The undisputed facts were that a gang of nine Pakistani Muslims systematically raped and abused forty seven young white girls in Rochdale over a period of several years. The ringleader was jailed for 19 years with others receiving varying sentences. Investigations continue and it is feared that the number of perpetrators and victims could be even greater. This predatory sexual grooming of vulnerable underprivileged white girls by gangs of Pakistanis is not just limited to Rochdale either.
The problem then is what to make of those facts and what to do about them. The first step is surely to accept the facts and to accept that the crimes are indeed racial in spite of what the mouthpieces of political correctness may say to the contrary. All of the men convicted, bar one (and he was evidently an Afghan asylum seeker) were Pakistani and all of the victims were white. That is fact.
Of course, we are strangled by political correctness in this country and the feeling that we must somehow treat non-white criminals differently from white criminals. Much of this arose from the MacPherson report into the police following the murder of Stephen Lawrence in the 1990s and to an extent it is understandable. The Metropolitan Police undoubtedly made some grave errors in the Lawrence case and they were rightly castigated for it.
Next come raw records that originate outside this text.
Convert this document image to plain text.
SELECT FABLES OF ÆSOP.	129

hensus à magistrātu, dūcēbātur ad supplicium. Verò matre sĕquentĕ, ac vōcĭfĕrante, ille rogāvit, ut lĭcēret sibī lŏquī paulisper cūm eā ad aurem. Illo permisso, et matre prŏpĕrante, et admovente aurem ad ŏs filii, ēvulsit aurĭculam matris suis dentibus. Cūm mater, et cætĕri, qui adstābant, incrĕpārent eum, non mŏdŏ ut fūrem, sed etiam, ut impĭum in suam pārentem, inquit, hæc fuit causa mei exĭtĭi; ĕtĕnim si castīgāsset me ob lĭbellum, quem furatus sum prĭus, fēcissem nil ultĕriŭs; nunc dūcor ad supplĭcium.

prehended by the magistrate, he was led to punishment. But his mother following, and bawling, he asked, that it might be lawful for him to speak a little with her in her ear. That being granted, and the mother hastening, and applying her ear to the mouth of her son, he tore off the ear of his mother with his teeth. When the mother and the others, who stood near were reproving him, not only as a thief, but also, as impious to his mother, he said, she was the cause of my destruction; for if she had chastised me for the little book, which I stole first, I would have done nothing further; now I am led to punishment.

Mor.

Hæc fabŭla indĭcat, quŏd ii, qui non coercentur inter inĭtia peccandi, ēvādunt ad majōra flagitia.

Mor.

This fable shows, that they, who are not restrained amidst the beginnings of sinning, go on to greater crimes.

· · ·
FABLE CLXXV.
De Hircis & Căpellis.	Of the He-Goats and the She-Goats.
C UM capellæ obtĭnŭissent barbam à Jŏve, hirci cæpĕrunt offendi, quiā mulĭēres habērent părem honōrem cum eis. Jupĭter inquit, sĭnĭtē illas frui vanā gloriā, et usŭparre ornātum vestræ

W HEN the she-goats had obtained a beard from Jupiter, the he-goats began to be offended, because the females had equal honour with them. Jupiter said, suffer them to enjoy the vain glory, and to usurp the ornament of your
Whilst the police should always be careful to be completely open and not show favour or prejudice to any person or group they should not go so far as to treat any person or group with kid gloves. A criminal is a criminal irrespective of the colour of his skin, his religion or his political leanings. To accept anything else goes against everything that our legal system has ever stood for.
Many people, white and non-white, Christian and Muslim were outraged by the comment of the Labour MP Keith Vaz that the problem “is not a race issue” and one leading Muslim, Mohammed Shafik, chief of the Ramadhan Foundation accused Vaz of “playing an insidious game”. One of the problems with exponents of political correctness is that they are so blinkered by their warped principles that they cannot see beyond them, or maybe they just see what they want to see. By denying the facts they are creating unnecessary racial tension and are inflaming feelings against all Muslims. They are playing into the hands of the far right who need no excuse to attack ethnic minorities such as Muslims, the vast majority of whom are no doubt law abiding citizens equally outraged by the Rochdale case.
A final thought, what would Vaz and his politically correct supporters have to say if the situation was turned on its head and white gangs of sexual predators were raping and abusing innocent young Pakistani girls. Would it be racial then, I wonder? I think we know the answer.